Figure 3.

P2X4R and related signaling pathways were involved in EAAT3 regulation and trigeminal allodynia following repeated dural stimulation. (a) WB for p-p38 expression in the TNC (upper panel) revealed that p-p38 protein level was increased in the IS group compared with the CON group. TNP-ATP (30 nmol) treatment repressed its expression as compared to the group of IS+PBS. Quantification (lower panel) of WB experiments was normalized to actin control. (b) WB for p38 expression in the TNC (upper panel) revealed no evident difference among the four groups. Quantification (lower panel) of WB experiments was normalized to actin control. (c) to (f): WB for BDNF (c), CGRP (d), c-Fos (e), EAAT3 (f) expression in the TNC (upper panel) revealed that BDNF, CGRP, c-Fos, and EAAT3 were all upregulated following repeated dural stimulation as compared to control.

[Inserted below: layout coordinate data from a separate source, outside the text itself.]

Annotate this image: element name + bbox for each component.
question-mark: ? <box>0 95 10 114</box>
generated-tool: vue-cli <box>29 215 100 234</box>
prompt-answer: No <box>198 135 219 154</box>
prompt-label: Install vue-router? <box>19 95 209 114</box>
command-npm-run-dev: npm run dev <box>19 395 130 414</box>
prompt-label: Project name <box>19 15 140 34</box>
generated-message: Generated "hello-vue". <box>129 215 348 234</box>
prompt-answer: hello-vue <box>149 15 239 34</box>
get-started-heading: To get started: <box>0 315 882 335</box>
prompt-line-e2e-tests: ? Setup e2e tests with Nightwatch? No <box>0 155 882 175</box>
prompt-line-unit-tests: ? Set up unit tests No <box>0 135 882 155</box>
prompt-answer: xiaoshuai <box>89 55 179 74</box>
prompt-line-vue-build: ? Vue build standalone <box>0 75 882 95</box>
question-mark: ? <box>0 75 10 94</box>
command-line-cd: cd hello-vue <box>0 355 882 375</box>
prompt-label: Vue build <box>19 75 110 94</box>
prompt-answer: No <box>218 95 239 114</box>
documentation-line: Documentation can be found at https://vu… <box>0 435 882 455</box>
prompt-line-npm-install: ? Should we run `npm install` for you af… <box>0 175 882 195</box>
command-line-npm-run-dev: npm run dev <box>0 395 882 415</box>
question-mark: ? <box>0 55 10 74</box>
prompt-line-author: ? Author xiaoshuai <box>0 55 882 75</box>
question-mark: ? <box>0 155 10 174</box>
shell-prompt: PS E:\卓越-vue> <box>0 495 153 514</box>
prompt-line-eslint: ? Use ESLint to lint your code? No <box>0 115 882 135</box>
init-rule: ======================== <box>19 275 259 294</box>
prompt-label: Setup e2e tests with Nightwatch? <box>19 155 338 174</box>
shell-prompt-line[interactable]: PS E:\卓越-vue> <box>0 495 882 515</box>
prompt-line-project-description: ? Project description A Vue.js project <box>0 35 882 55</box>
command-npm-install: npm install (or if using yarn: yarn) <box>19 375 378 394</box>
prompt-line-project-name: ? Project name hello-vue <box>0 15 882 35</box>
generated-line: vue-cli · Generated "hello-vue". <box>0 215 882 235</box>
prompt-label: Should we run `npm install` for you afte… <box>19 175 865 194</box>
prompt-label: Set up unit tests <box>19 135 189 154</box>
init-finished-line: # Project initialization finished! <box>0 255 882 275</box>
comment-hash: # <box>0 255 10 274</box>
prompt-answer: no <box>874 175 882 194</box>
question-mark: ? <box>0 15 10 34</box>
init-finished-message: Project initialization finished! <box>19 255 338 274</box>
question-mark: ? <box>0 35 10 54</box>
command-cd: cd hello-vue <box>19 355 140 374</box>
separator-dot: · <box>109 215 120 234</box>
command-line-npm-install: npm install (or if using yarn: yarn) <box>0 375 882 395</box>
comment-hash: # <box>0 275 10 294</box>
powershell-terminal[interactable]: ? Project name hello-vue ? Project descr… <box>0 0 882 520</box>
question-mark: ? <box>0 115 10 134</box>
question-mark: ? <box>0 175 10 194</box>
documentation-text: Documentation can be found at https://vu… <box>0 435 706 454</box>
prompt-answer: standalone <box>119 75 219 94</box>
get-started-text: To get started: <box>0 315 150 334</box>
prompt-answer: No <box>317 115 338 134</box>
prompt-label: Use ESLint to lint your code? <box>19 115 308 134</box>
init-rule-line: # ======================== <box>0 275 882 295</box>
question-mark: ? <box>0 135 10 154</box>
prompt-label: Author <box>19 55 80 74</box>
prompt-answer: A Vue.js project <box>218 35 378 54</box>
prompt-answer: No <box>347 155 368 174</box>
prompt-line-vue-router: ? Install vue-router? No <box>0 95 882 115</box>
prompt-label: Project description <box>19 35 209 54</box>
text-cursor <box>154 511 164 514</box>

TNP-ATP (30 nmol) treatment decreased their protein levels compared with the group of IS+PBS. There were no obvious difference between the group of IS and IS +PBS. Quantification (lower panel) of all WB experiments was normalized to actin control. (g) TNP-ATP treatment significantly increased the basal periorbital pressure thresholds compared with IS+PBS group. The IS+TNP-ATP (30 nmol) and IS+TNP-ATP (60 nmol) groups showed no obvious difference in anti-nociceptive effect. (h) and (i): WB for P2X4R (h), p-p38 (i) expression in the TNC (upper panel) revealed that ANA-12 (100 nmol) treatment did not reverse IS-induced P2X4R and p-p38 upregulation. Quantification (lower panel) of WB experiments was normalized to actin control. Data represent the mean ± SEM. Statistical analyses were performed by one-way ANOVA, followed by a Tukey test; *P < 0.05, **P < 0.01, ***P < 0.001 vs. CON, ^#P < 0.05, ^##P < 0.01, ^###P < 0.001 vs. IS+PBS (n = 6 per group).

WB: western blot; IS: inflammatory soup; CON: control; PBS: phosphate-buffered saline; BDNF: brain-derived neurotrophic factor; CGRP: calcitonin gene-related peptide; EAAT3: excitatory amino acid transporter 3.